Another set of questions tries to see if you are a slave to authority or, instead, are willing to think independently. But a slave to which authority? What if you view the authority of the “science says” and “scientists think” lobby as suspect? What if you insist on thinking independently about all that, too?
If so, you might also bridle at this survey question:
Scientists think that DDT resistance evolved in mosquitos because:
a.Individual mosquitos learned to avoid DDT and passed that ability to their babies.
b.Individual mosquitos that did not have a resistance to DDT died, so only those that were resistant to DDT had babies.
c.Individual mosquitos became resistant to DDT because they needed to be.
Answer b is right, taken in isolation, but it doesn’t quite fit the setup. The setup asks what caused DDT resistance to evolve in mosquitos. But under answer b, the DDT-resistant mosquitoes have already evolved. They already exist. All that happens in c is that they come to dominate a mosquito population. Recognizing this, a respondent could view all three answer options as flawed.
The respondent might then go fishing for the least wrong answer. Well, hmm, a dilemma. Option c might be referring to a random mutation event that conferred the DDT resistance. It incorrectly frames it as something the mosquitoes were striving toward, but at least option c mentions, however obscurely, the mutational event that generated the DDT resistance in the first place. So perhaps that’s the least wrong of the wrong answers, the respondent might conclude, and so pick option c.
For this more nuanced and knowledgeable reflection and response, the respondent would get dinged as less knowledgeable.
Question Why One Might Question Authority
As for the section measuring your attitude towards authority, there is cause for concern here as well.
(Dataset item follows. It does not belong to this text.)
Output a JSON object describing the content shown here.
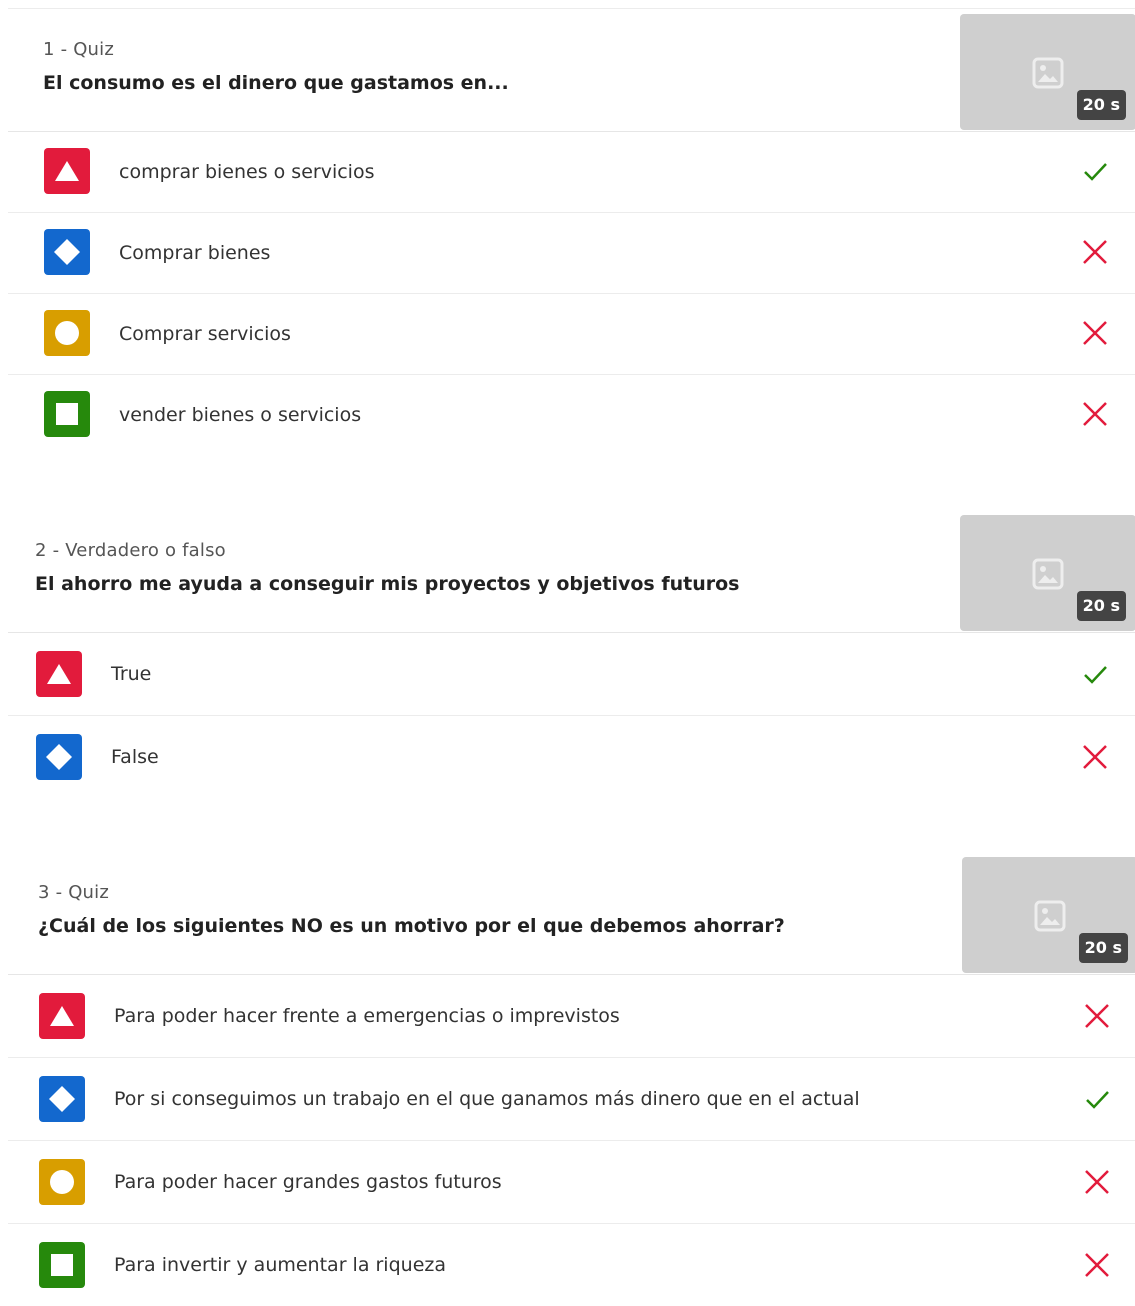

A series of questions are designed to see if the respondent has a slavish regard for authority, which would compromise his ability to do science and therefore presumably mean he was less likely to accept evolution. Is it more important, this series of questions asked, for a kid to be “respectful of their elders or independent,” “creative or well behaved,” “good-mannered or curious,” “self-reliant or obedient”?
The survey found that those who accept naturalistic evolution tilt away from the respectful/well-behaved/good mannered/obedient set of options (β = –1.68, p < .001). But is this because such people have been schooled in the scientific virtues of creativity, curiosity, independence, and self-reliance and so are better equipped to appreciate evolution? Maybe, but as every first-semester student of statistics or logic learns, correlation isn’t causation.
And there is another possible cause the survey makers appear to ignore. Atheist Richard Dawkins has said that Darwin’s theory of evolution made it possible to be an “intellectually fulfilled atheist.” Some people may be attracted to evolutionary theory precisely because they want to cast off the authority of a religious upbringing, and of a father God they view as morally constricting. Such people, particularly if they were raised in a religious home, might well put less stock in being “obedient” and “respectful of their elders.”
I am not advocating here for one cause over the other. My point is more modest: The survey makers should have considered both possible causes and not merely assumed the one over the other.
What we are advocating for is more evolution education in our schools — exposing students to evidence not just for modern evolutionary theory but also to evidence from the peer-reviewed literature that challenges aspects of the theory. Let students grapple critically with the evidence pro and con. That’s good science education.